ロボットプログラミングには必須のサーボモーター

 MakeXには、サーボモーターを活用して、障害物を移動させるミッションがあります。例えば、↓の動画はMakeX2018で実施されたミッションです。 

 このタスクをざっくり言えば、↓のような言葉に置き換えることが可能です。

カラーセンサーで、カードの色を認識したら、サーボモーターを稼働させてカラーリングをひっかけ、所定の位置にリングを持っていったら、サーボモーターを稼働させてカラーリングを放す

 サーボモーターは、機構部品(mBotでいう青い金属パーツ)を稼働させるために活躍する、ロボットプログラミングには必須の拡張モジュールです。
 モーターというと、mBotも「ギアモーター」で車輪を回転させますが、サーボモーターでは、モーターの角度を制御する事が出来ます。例えば、人型のロボットとかの関節部分には、サーボモーターが内蔵されているので、色々な角度の関節の動きが出来るんですね。

 MakeXでは、Makeblock社製の「9gマイクロサーボ」を使います。これは、2018MakeXでは、参加者用の機能拡張アドオンパックに含まれていました。
 それ以外でも、こちらから「9gマイクロサーボ」を単品で購入することも可能でし、アマゾンなどで、mBot用の機能拡張アドオンパック(サーボパック)としても販売されています。

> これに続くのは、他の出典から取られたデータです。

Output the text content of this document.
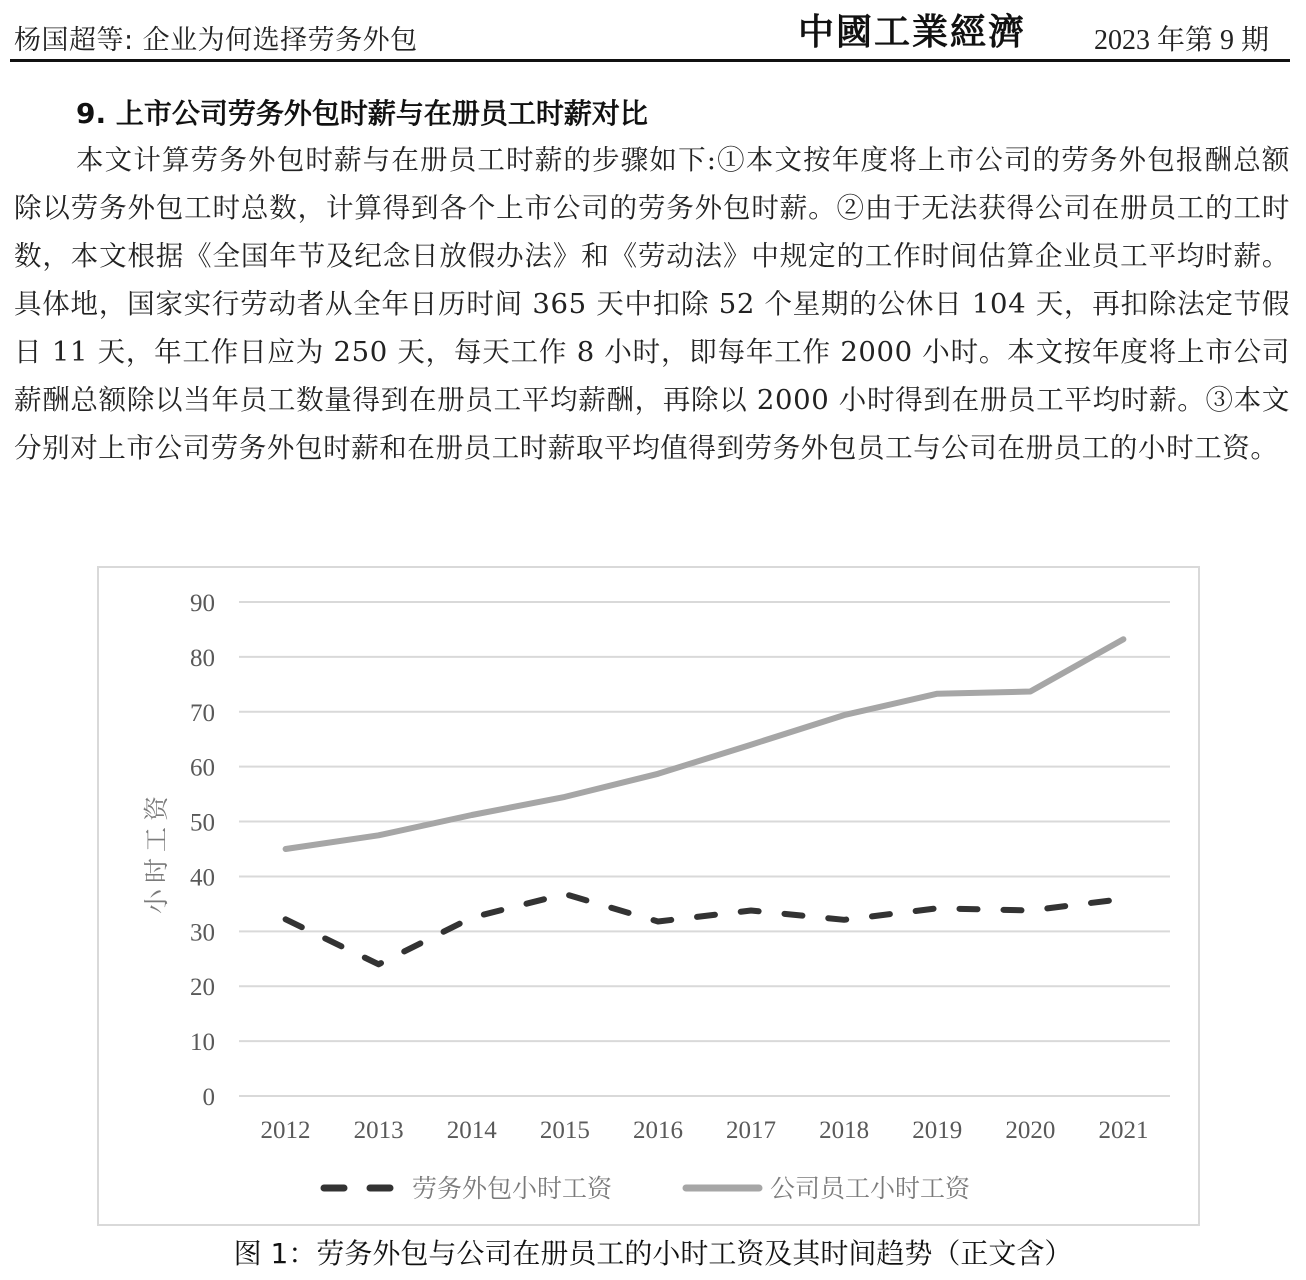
杨国超等: 企业为何选择劳务外包	中國工業經濟 2023 年第 9 期
9. 上市公司劳务外包时薪与在册员工时薪对比
本文计算劳务外包时薪与在册员工时薪的步骤如下:①本文按年度将上市公司的劳务外包报酬总额除以劳务外包工时总数，计算得到各个上市公司的劳务外包时薪。②由于无法获得公司在册员工的工时数，本文根据《全国年节及纪念日放假办法》和《劳动法》中规定的工作时间估算企业员工平均时薪。具体地，国家实行劳动者从全年日历时间 365 天中扣除 52 个星期的公休日 104 天，再扣除法定节假日 11 天，年工作日应为 250 天，每天工作 8 小时，即每年工作 2000 小时。本文按年度将上市公司薪酬总额除以当年员工数量得到在册员工平均薪酬，再除以 2000 小时得到在册员工平均时薪。③本文分别对上市公司劳务外包时薪和在册员工时薪取平均值得到劳务外包员工与公司在册员工的小时工资。
0
10
20
30
40
50
60
70
80
90
2012 2013 2014 2015 2016 2017 2018 2019 2020 2021
小时工资
劳务外包小时工资	公司员工小时工资
图 1：劳务外包与公司在册员工的小时工资及其时间趋势（正文含）
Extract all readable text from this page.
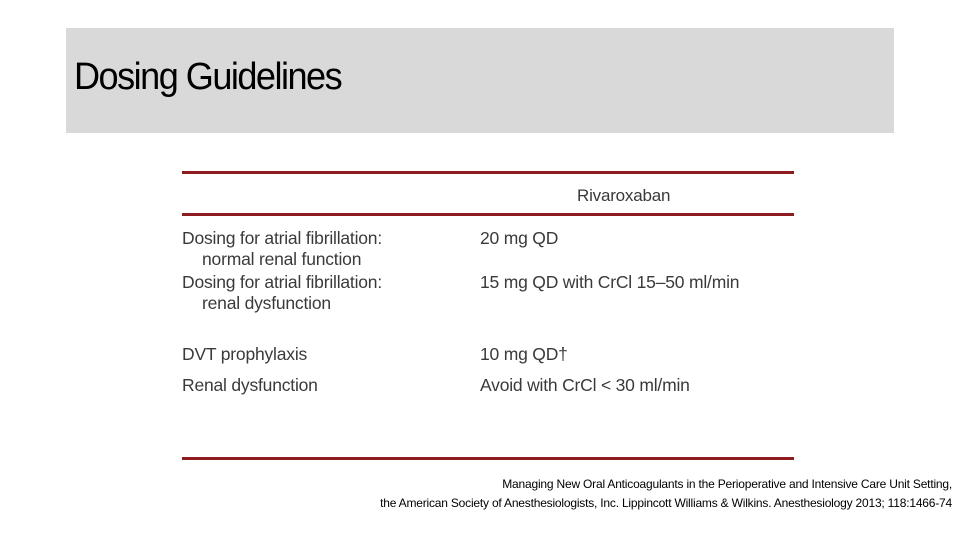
Dosing Guidelines
Rivaroxaban
Dosing for atrial fibrillation:
normal renal function
20 mg QD
Dosing for atrial fibrillation:
renal dysfunction
15 mg QD with CrCl 15–50 ml/min
DVT prophylaxis	10 mg QD†
Renal dysfunction	Avoid with CrCl < 30 ml/min
Managing New Oral Anticoagulants in the Perioperative and Intensive Care Unit Setting,
the American Society of Anesthesiologists, Inc. Lippincott Williams & Wilkins. Anesthesiology 2013; 118:1466-74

ちなみに、MakeX拡張機能パック版と、通常の9gマイクロサーボには性能に若干の違いがあります。MakeX版(黒)は、通常版(青)より、パワーがあり、内部の電流制御が安定しています。

参考記事:mBot機能拡張パックレビュー サーボパック編

 このページでは、MakeXのタスク攻略のためのサーボパック活用方法を紹介していきます。

サーボモーターの概要

 Makeblockの機能拡張モジュール「9g マイクロサーボモーター」は、約180度回転することができます。一般的なサーボモータほどパワーがあるわけではないので、マイクロと言っています。サーボモーター内には、センサーがついていて、モーターの角度をセンシングしています。
 

サーボモーターセット内容画像

 

  サーボモーターには、サーボハブとサーボブラケットという樹脂のアダプタが付属品として、ついていて、金属の機構部品を取り付ける場合は、この樹脂アダプタを使います。例えば、↓の画像のような形で取り付けます。

サーボモーターと機構部品の取り付け例画像

 

サーボモーターの使い方

 ここでは、冒頭の動画にあった、MakeX2018のタスクを攻略する為のステップを確認しながら、サーボモーターの使い方を説明していきます。

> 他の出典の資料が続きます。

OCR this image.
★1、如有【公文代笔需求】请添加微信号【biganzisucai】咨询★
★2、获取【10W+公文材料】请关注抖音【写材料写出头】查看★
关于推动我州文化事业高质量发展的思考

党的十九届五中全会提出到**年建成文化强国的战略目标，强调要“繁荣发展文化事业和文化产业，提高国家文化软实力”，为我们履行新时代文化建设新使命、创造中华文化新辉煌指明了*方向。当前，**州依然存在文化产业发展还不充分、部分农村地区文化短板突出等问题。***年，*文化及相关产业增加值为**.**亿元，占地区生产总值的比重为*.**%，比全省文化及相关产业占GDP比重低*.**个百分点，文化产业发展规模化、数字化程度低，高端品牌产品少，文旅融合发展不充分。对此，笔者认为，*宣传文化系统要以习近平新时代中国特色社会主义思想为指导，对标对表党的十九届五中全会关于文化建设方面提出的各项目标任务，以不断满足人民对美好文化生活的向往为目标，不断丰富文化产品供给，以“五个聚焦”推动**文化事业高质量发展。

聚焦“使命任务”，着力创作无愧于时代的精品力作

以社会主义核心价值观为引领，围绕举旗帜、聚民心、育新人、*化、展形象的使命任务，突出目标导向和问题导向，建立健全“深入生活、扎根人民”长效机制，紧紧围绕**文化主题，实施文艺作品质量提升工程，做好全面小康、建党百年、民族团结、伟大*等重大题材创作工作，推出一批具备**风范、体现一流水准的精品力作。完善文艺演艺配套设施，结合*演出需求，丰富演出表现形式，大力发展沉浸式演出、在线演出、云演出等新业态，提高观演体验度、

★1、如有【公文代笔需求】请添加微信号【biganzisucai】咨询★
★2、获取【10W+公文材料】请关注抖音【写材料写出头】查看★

STEP1:サーボモーターをmBot(mCore)に接続

 まずは、サーボモーターとmBotのmCoreをRJ25アダプタを介して接続します。イメージとしては、このような形です。

mCoreとサーボモータの接続方法

 サーボモーターには、直接mCoreに接続するRJ25コネクタがありませんので、アダプタを介するんですね。RJ25アダプタには、スロット1・スロット2がありますので、どちらかのスロットに、サーボモーターのコネクタを差し込みます。RJ25コネクタからのmCoreへの接続ポートは、1~4のどれかに接続すれば大丈夫です。

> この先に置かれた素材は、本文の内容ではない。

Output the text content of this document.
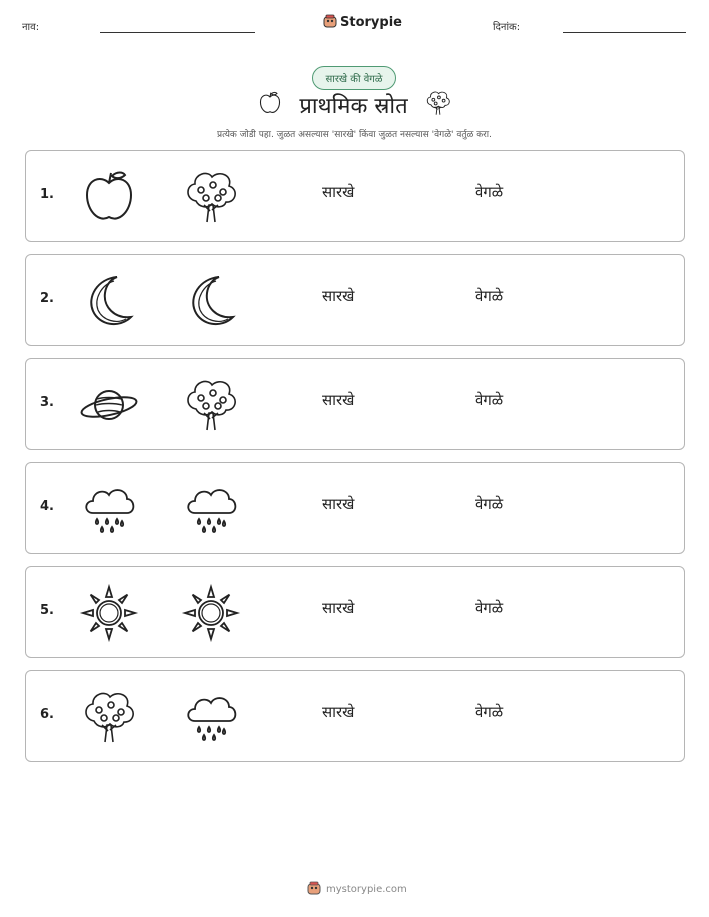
नाव:	Storypie	दिनांक:
सारखे की वेगळे
प्राथमिक स्रोत
प्रत्येक जोडी पहा. जुळत असल्यास 'सारखे' किंवा जुळत नसल्यास 'वेगळे' वर्तुळ करा.
1.	सारखे	वेगळे
2.	सारखे	वेगळे
3.	सारखे	वेगळे
4.	सारखे	वेगळे
5.	सारखे	वेगळे
6.	सारखे	वेगळे
mystorypie.com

サーボモーターとRJ25アダプタ mCore接続写真

STEP2:サーボモーターの初期角度を設定

 次に、機構部品をサーボモーターに取り付ける前に、サーボモーター角度の設定をしておきます。この角度の設定をしないままで、機構部品を取り付けてしまうと、機構部品が想定通りの角度にならない場合が出てきます。

 STEP1で、mCoreと接続しましたので、mBlock5を使って、サーボモータの角度を指定します。mBotのファームウェアを一度、最新にアップデートしてから、以下のようにブロックを拡張して、スクリプトを作りましょう。

 

下の画像のように、RJ25のスロット1、mBotのポート4に取り付けましたので、動画ではそれに合わせて、ブロックのパラメータを変更しています。また、サーボモーターは、0度~180度の範囲を稼働しますので、今回は、初期は0度の状態にするようにしました。

サーボモータをmBotに取り付ける画像

STEP3:カラーリングが引っ掛かるように機構部品を取り付ける

 サーボモータの初期の角度を設定した後は、mBotに取り付け、MakeXのタスクにある、カラーリングが引っ掛かるように機構部品を取り付けます。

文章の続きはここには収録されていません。